Byron is very fortunate to still be able to ride his horse with his Son, Grandchildren and Great-Grand Children, gathering, doctoring and checking cattle and just being in the nearby hills. This has occurred as recently and this past summer of 2014 at the young age of 89.
On the wall of his home are a number of plaques and awards including ones mentioned earlier. Among those tributes is a plaque of recognition from the Wyoming Game and Fish Department for being instrumental in establishing the Trumpeter Swans in this area.
As far as public service, Byron was instrumental in organizing the Thayne Volunteer Fire Department and served in several different capacities of that organization. Some 50 years later he was recognized as a Charter Member. Byron also served on the Thayne Wyoming Town Counsel and is a lifelong member of his Church.

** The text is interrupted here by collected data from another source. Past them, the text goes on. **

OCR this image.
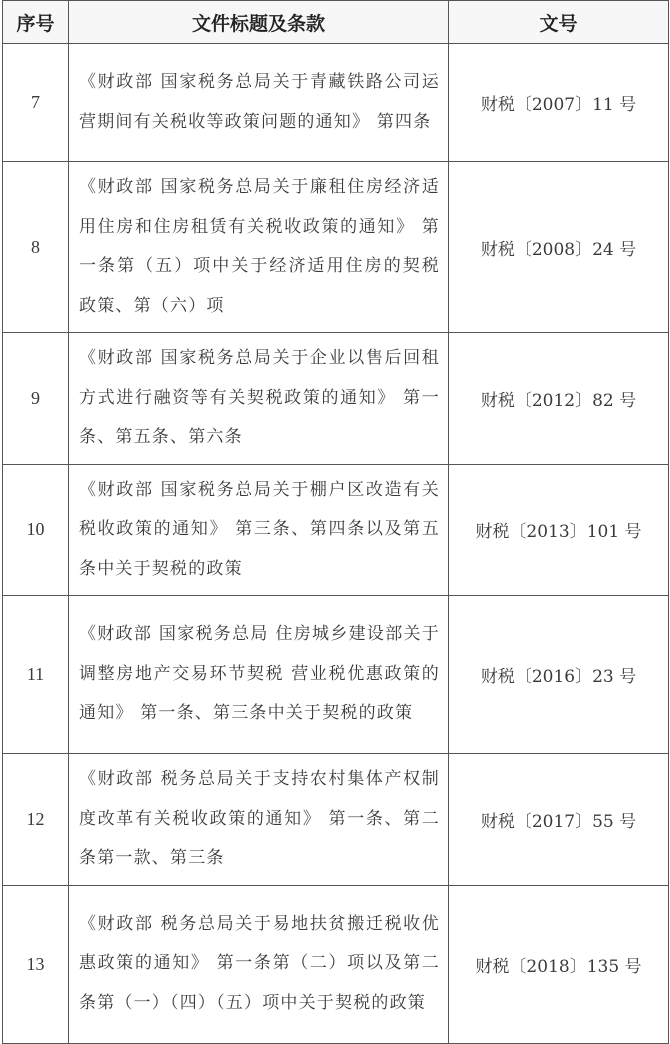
序号	文件标题及条款	文号
7	《财政部 国家税务总局关于青藏铁路公司运营期间有关税收等政策问题的通知》 第四条	财税〔2007〕11 号
8	《财政部 国家税务总局关于廉租住房经济适用住房和住房租赁有关税收政策的通知》 第一条第（五）项中关于经济适用住房的契税政策、第（六）项	财税〔2008〕24 号
9	《财政部 国家税务总局关于企业以售后回租方式进行融资等有关契税政策的通知》 第一条、第五条、第六条	财税〔2012〕82 号
10	《财政部 国家税务总局关于棚户区改造有关税收政策的通知》 第三条、第四条以及第五条中关于契税的政策	财税〔2013〕101 号
11	《财政部 国家税务总局 住房城乡建设部关于调整房地产交易环节契税 营业税优惠政策的通知》 第一条、第三条中关于契税的政策	财税〔2016〕23 号
12	《财政部 税务总局关于支持农村集体产权制度改革有关税收政策的通知》 第一条、第二条第一款、第三条	财税〔2017〕55 号
13	《财政部 税务总局关于易地扶贫搬迁税收优惠政策的通知》 第一条第（二）项以及第二条第（一）（四）（五）项中关于契税的政策	财税〔2018〕135 号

Byron and his wife Wilma have been married 69 years and together have a posterity of one son, Terry, one daughter, Connie, 6 Grandchildren, 13 Great-Grand Children, and their first Great-Great Grandchild is on the way. Byron has a deep and special love for his family and has tried to live his life as an example to them.
His life is characterized in this short bit of Poetry:
Let me live my life as it began,
Keep me as honest as the horse I love to ride,
Right me sometimes when I turn aside,
And guide me toward the Great Divide.